While some analysts saw UBS’s reshaping as inevitable regardless of the Adoboli fiasco, others aren’t so sure. Gruebel had been largely focused on dealing with the wave of post-crisis banking rules rather than anything “transformational” at UBS, said Gildas Surry, who helps oversee about $1.5 billion at Axiom Alternative Investments. The bank “didn’t have any other choice” but to restructure when the losses were revealed, he said.
Banking had taken up Adoboli’s whole professional life. He was born in Accra, Ghana, to a then-United Nations official. As a child, he lived in Israel, Syria and Iraq as the family travelled for work until, at age 12, he was sent to a Quaker boarding school in West Yorkshire, England. He attended Nottingham University, where he was hired by UBS as an intern.
He could have become a British citizen years ago and avoided the deportation risk, but he says that before things went wrong he wasn’t thinking about his immigration status very much.
“You’re not like, I’m committing a crime so I’d better get some protection,” he said, laughing. “I f***ing wish I had.”
Continuing his profession in Ghana might be difficult. Its market is tiny in comparison to the London world Adoboli is used to. The total value of trades on the Ghana Stock Exchange was 518 million cedis ($106.4 million) in 2017, according to data supplied by the bourse—compared with about $1.72 trillion on the London Stock Exchange.
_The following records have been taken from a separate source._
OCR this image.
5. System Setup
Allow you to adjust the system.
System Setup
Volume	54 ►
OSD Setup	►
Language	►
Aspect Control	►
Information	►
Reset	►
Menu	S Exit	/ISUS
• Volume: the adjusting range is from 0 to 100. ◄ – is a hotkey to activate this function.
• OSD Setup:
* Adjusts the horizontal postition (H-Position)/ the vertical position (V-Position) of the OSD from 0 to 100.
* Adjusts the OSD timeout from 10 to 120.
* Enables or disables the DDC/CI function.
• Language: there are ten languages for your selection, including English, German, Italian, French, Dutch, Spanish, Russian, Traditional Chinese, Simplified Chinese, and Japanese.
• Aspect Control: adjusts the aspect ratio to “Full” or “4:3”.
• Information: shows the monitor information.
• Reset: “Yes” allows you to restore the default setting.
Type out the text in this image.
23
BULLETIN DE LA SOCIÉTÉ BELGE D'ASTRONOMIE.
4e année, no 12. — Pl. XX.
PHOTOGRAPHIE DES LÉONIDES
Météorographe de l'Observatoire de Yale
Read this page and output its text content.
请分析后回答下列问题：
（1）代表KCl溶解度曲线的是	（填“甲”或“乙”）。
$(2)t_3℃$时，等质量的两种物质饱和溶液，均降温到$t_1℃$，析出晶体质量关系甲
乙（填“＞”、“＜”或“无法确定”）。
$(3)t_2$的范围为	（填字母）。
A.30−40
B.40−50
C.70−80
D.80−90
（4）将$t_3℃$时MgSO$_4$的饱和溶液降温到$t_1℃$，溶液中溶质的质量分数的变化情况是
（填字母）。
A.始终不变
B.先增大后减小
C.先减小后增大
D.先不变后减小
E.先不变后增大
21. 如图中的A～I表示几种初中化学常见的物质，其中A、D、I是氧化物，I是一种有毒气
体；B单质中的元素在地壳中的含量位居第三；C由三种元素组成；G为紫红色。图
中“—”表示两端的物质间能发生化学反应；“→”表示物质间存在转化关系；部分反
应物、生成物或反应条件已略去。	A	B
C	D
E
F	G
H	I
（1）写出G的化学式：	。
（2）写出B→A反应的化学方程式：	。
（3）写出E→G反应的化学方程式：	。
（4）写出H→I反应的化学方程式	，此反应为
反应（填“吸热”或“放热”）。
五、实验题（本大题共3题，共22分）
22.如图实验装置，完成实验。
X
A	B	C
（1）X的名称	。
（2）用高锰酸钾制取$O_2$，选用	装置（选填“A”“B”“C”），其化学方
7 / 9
“I don’t think he will be able to find” work in the country’s banking sector, said Anthony Degbato, head of asset management at SAS Finance Group in Accra. “This is a small market, and his credibility and image comes into question.”
Adoboli would arrive in Ghana at a moment when the regulator is “cleaning up the banking space,” Degbato said. “The law requires background checks and police records so for him not having a clean record, it would be very difficult to do anything in the industry.”
Adoboli’s chances of staying in the U.K. narrowed on Aug. 13, when his application for a judicial review was refused. “Somebody in his position has got a really tough struggle” because “there’s a presumption that it’s in the public interest for the person to be deported,” said Tim Barnden, an immigration attorney at Bates Wells Braithwaite in London who isn’t involved in the case. Adoboli’s lawyer would “need to be providing significant information that hadn’t previously been considered.”
A Home Office spokeswoman said foreign nationals who are convicted of crimes in the U.K. shouldn’t doubt the office’s determination to deport them. The department has removed more than 42,800 foreign offenders since 2010, the spokeswoman said, declining to comment on Adoboli in particular.
Adoboli has been treated well since being detained and is hopeful that there might still be a way to avoid deportation, his spokesman, Nick Hopewell-Smith, said Tuesday. His lawyer, Jacqueline McKenzie, expects to make a fresh bid to the Home Office on Tuesday to stop his deportation, she said, adding that it’s too soon to publicly discuss details.
Aside from fighting his battle against deportation and making routine trips to the local police station, Adoboli filled his days by giving talks about his experience to groups—and being useful around the house. In a four-bedroom detached home on a quiet cul-de-sac in Livingston, outside Edinburgh, he helped change diapers and get Roland and Pippa Verhaaf’s two young sons ready for school, his friend Roland said.
Adoboli said in the August interview that he hadn’t thought about what he’d do if he’s deported to Ghana, where his parents and two sisters live.
“I’ll find a way to continue life, and I’ll find a way to do something purposeful for my community because after all I’ve done it in every other setting, including prison,” he said.